There is nothing impossible with God and I hope you continue to cast your cares upon Him in prayers and join the support group in church.Remember Romans 8:28 that God has specific purposes for all that are allowed in our lives.He makes no mistakes.Is there anything He wants to bring to your attention from all that has happened?Seek forgiveness for all that is done which are not in His favour.Seek His strength , sufficient grace and peace. Find solace in His Word.Most importantly...pray for your husband!

Continue to be submissive to your hubby and care for him.
Love never fail...Do what you have to do and leave the rest to God.

It's not something you can change. He has to want to change. If he is unwilling to do so then it may be time to think about seperating from him. You don't have to devorce him (yet) but I think you both need some time apart. He needs to learn that he will lose you if he does not treat you with respect. As long as he knows he can do this stuff and get away with it, he will.


Also this sounds like a very sudden personality change. Drugs or alchol abuse could have something to do with it.

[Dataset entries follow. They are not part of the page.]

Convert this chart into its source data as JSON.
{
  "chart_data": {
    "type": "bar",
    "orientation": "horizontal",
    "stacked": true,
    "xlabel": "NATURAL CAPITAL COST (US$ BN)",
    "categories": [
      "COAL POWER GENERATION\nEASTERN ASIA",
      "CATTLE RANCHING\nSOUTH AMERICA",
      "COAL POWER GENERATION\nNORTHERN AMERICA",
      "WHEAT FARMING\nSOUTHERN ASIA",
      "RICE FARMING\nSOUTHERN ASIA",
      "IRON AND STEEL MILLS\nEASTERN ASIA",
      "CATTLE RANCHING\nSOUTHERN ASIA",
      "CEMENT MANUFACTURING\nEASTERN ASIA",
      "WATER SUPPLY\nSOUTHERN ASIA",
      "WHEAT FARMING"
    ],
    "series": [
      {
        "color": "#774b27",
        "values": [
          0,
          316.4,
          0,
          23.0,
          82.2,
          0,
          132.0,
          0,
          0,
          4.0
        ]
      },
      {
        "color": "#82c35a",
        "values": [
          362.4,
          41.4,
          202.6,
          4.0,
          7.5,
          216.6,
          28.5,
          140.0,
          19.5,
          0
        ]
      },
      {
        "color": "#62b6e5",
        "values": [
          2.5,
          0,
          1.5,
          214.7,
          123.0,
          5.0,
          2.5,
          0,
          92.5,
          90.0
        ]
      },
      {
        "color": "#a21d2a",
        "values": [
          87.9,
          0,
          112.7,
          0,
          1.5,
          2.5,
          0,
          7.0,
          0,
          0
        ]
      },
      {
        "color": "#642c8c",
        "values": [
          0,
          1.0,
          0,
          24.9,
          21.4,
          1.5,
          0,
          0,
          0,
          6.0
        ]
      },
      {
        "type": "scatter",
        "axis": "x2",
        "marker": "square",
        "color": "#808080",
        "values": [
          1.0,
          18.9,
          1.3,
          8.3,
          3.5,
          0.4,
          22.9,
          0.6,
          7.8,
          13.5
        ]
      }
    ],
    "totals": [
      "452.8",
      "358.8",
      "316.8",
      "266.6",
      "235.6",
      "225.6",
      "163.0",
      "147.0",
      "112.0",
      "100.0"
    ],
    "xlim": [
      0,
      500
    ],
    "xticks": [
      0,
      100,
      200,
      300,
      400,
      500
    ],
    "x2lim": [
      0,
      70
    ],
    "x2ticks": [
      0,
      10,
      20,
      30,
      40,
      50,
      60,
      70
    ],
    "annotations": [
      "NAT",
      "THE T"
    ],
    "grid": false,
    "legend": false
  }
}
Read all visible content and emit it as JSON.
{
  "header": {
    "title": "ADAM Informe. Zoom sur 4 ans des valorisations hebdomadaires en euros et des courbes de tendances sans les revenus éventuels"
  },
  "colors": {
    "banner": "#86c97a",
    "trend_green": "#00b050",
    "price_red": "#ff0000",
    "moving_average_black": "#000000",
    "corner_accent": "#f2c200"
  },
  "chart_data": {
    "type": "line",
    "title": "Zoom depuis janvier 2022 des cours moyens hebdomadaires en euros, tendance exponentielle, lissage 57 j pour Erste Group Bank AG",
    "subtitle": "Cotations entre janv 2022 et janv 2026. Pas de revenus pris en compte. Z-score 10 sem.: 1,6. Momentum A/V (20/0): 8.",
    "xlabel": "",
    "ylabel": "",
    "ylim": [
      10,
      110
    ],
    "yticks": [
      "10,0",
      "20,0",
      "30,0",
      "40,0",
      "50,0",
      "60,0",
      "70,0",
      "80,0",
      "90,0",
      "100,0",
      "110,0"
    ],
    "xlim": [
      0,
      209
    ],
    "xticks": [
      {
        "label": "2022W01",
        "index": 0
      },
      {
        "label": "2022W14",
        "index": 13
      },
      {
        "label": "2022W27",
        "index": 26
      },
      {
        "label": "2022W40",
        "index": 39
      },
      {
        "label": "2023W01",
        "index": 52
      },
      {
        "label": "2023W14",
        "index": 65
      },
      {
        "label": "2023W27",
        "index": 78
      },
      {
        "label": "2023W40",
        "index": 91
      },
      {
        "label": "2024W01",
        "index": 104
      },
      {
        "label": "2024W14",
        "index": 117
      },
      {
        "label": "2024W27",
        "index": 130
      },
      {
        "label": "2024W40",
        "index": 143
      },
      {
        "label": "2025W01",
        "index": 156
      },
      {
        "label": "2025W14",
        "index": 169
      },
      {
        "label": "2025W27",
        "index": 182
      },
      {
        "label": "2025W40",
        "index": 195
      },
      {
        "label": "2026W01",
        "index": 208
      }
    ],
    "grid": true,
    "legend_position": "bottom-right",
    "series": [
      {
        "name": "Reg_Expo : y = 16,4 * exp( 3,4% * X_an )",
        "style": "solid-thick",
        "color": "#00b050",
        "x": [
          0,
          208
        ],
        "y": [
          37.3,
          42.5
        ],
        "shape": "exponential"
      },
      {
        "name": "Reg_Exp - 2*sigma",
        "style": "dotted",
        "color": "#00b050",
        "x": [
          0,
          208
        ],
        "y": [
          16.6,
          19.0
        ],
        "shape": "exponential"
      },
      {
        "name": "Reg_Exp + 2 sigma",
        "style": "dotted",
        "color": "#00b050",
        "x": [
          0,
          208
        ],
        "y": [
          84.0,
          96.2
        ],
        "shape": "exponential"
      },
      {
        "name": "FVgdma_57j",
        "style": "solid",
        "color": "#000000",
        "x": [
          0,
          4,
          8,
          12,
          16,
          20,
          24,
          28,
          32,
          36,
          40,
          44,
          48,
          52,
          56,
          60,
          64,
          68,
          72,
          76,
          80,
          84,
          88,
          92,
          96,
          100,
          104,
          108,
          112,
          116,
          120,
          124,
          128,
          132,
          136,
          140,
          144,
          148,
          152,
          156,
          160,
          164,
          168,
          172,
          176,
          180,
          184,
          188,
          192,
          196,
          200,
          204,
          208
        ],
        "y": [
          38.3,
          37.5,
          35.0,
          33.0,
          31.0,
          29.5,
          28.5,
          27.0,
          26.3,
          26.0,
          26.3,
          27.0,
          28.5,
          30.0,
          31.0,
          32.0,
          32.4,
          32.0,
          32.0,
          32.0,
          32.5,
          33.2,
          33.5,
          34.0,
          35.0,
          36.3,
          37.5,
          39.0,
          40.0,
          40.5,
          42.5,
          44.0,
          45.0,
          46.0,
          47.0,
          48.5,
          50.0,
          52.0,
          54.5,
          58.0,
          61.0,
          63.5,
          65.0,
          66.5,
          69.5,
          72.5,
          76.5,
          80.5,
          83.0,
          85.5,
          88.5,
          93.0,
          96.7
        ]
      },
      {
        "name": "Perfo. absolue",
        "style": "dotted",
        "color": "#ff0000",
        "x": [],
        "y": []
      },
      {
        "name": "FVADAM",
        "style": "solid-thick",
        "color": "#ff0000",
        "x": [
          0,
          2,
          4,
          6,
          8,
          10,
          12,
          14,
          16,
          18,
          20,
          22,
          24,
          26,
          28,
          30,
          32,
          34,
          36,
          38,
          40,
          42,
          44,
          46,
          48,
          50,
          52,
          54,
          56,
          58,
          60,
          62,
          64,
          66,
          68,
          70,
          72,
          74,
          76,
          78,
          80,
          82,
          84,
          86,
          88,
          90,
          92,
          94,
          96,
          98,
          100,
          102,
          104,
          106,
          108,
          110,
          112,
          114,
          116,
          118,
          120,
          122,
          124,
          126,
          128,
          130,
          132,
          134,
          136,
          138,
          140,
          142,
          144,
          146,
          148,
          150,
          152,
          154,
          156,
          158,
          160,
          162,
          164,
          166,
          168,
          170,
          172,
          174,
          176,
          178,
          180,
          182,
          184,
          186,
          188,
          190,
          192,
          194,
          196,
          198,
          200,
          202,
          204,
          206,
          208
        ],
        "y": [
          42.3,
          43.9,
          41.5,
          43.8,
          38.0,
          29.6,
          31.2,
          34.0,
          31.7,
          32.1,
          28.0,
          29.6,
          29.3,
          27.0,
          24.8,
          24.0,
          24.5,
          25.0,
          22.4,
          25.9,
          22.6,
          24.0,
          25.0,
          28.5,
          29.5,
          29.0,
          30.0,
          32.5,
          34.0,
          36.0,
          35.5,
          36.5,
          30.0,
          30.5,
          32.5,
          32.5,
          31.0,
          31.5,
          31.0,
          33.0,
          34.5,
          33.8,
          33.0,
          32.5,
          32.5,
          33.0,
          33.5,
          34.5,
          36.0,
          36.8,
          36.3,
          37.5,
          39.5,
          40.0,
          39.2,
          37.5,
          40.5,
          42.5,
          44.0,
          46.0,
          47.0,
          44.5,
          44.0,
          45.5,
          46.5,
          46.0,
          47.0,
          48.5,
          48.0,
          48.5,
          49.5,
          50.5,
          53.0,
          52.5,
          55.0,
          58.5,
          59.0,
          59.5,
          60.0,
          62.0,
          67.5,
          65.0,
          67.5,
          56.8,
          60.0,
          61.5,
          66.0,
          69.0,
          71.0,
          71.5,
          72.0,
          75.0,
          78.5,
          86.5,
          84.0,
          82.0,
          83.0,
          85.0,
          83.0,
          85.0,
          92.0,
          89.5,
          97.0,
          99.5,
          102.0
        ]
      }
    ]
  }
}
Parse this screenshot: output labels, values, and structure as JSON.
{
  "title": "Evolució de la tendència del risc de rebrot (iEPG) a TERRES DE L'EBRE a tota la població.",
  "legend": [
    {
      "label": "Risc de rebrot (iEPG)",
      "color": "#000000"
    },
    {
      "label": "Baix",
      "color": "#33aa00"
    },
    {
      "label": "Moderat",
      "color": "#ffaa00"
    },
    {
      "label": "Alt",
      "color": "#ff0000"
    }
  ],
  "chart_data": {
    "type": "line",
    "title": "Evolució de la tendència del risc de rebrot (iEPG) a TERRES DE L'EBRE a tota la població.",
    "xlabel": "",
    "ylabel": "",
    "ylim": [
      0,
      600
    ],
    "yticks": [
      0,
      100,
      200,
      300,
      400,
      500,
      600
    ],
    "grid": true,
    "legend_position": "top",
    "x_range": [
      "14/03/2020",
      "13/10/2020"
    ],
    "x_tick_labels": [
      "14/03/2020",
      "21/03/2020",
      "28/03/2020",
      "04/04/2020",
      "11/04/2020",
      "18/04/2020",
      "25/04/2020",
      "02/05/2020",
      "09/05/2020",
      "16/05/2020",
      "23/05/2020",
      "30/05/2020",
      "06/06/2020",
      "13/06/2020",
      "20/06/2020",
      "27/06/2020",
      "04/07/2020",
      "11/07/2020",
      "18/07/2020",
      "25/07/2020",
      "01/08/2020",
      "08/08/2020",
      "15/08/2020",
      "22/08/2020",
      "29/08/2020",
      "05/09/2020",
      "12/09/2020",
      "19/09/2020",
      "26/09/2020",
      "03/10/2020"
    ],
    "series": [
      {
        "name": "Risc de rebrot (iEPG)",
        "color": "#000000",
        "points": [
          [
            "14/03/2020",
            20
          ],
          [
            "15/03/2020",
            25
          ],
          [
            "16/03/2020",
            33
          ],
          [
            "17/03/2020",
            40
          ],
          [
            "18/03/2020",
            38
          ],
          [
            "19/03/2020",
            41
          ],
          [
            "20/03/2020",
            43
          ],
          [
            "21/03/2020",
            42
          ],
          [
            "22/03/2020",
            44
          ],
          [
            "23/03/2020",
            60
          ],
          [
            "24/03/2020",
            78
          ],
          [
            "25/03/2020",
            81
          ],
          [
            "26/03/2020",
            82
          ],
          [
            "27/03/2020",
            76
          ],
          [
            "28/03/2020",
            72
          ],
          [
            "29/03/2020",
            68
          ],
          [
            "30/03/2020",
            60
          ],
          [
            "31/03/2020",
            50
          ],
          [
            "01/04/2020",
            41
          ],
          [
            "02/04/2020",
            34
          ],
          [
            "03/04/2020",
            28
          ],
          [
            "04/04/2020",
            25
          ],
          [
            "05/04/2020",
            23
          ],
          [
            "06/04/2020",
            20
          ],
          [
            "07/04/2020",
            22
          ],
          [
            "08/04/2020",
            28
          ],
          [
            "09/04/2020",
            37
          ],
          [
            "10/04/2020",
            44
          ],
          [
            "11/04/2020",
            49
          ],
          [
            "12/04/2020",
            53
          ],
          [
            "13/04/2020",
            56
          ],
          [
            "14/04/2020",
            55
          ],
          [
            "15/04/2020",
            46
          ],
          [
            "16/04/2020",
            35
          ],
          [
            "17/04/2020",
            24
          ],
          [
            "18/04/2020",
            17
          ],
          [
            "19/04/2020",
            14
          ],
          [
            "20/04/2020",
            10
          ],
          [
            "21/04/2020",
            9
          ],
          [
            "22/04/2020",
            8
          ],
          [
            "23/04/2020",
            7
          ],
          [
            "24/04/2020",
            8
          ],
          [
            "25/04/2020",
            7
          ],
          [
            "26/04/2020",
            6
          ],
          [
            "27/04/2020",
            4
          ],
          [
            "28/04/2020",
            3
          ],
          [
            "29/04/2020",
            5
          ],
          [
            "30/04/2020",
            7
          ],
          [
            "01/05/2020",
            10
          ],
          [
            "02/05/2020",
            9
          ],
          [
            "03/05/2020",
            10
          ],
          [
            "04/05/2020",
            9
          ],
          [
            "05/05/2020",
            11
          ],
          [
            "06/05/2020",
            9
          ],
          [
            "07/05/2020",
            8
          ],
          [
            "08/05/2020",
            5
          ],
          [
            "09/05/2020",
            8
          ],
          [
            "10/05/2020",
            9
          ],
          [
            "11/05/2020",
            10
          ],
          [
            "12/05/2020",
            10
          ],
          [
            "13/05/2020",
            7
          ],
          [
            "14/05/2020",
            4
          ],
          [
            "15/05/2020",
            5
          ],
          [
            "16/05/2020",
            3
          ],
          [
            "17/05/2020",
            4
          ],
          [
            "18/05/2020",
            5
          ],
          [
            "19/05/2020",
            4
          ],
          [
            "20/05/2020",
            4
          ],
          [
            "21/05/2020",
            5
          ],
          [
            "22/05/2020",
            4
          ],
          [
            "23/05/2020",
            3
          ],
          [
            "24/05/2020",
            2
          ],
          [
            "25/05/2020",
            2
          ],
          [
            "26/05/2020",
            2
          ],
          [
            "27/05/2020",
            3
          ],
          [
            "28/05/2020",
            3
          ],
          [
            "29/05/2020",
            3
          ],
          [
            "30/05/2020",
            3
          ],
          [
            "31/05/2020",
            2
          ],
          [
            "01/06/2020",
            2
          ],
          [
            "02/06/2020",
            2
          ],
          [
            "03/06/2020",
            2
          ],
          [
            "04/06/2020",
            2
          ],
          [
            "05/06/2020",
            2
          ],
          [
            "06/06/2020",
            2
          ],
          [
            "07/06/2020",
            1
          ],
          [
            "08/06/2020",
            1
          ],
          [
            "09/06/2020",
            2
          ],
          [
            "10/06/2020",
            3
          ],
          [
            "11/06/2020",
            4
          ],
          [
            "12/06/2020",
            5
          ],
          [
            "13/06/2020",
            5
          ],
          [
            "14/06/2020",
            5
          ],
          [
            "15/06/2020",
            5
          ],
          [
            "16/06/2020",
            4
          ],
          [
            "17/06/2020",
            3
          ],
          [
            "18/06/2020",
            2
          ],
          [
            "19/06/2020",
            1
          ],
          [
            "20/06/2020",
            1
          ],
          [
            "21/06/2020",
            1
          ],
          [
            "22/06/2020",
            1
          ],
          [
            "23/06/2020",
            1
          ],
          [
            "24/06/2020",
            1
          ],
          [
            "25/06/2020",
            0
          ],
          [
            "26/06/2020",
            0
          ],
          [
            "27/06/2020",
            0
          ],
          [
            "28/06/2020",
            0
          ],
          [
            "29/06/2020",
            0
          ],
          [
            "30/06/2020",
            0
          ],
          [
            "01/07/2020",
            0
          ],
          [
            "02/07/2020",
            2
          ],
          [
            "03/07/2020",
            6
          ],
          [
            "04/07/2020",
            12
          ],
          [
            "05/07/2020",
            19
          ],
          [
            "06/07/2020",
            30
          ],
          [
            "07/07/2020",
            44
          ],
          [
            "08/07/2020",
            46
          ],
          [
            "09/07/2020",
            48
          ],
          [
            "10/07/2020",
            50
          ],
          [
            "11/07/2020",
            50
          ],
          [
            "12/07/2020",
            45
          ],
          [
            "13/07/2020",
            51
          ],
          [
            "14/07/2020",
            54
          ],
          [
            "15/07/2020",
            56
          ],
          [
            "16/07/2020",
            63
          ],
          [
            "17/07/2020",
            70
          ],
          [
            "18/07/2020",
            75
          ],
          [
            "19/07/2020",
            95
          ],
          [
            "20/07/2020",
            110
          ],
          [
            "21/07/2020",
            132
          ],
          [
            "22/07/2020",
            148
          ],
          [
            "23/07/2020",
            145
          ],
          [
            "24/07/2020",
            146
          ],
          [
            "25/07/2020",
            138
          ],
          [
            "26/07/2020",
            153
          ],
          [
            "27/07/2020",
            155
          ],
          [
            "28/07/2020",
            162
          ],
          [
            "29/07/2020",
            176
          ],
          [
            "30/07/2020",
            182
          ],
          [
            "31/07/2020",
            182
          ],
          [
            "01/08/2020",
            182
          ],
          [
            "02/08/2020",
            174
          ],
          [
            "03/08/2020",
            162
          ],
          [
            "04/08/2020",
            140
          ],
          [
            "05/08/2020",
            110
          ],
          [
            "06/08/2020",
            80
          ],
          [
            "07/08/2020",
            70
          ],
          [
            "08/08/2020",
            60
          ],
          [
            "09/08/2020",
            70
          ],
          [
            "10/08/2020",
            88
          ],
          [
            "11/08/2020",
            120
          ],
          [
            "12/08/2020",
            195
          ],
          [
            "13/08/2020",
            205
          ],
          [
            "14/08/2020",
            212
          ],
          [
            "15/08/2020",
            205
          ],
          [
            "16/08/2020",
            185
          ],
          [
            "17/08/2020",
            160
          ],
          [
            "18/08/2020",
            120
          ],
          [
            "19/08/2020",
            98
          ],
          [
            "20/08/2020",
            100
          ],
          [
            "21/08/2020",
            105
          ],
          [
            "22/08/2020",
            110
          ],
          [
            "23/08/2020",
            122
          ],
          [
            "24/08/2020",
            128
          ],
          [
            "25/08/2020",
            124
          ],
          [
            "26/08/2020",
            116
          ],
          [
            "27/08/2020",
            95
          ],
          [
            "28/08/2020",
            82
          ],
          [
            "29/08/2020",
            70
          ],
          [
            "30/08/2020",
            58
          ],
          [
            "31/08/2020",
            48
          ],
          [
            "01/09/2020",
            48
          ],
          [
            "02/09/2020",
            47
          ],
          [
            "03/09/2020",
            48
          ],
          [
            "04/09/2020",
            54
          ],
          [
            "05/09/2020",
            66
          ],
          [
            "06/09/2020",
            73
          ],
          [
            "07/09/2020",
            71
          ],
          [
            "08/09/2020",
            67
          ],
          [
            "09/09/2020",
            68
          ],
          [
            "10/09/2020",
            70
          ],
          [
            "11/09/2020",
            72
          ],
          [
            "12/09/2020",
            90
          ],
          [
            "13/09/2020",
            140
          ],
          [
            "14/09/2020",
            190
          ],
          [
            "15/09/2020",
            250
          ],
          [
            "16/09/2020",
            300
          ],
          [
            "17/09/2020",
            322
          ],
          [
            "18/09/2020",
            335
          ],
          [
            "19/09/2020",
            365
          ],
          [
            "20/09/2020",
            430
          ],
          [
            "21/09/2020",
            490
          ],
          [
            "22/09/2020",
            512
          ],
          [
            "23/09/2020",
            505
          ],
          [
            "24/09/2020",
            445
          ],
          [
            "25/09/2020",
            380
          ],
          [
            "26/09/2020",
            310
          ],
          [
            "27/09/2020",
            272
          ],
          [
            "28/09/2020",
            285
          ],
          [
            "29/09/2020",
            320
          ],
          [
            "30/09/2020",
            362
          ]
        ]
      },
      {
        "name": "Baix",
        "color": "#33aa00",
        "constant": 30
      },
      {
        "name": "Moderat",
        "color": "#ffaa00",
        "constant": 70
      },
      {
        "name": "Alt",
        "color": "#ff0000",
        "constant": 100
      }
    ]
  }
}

Has anything in his life changed, as this could be why he has changed, but there is no excuse, for him to treat you like this, i have been in this situation, where i have been hurt, both mentally and physically by my partner, i didn't`t no why he changed he just did, you need to tell someone you trust, you say you love your church, is there someone there who you can talk to and get some help from. He blames you for his mistakes and for the money problems, but he is the one who uses money for things you don`t no about. I know this is easier said than done, but you need to get out of this situation as you can not live like this, go back to your family or somewhere safe. He does not want to change as he would go to the counselling like he said he would. This situation can only get worse, so PLEASE get out before it gets out of control.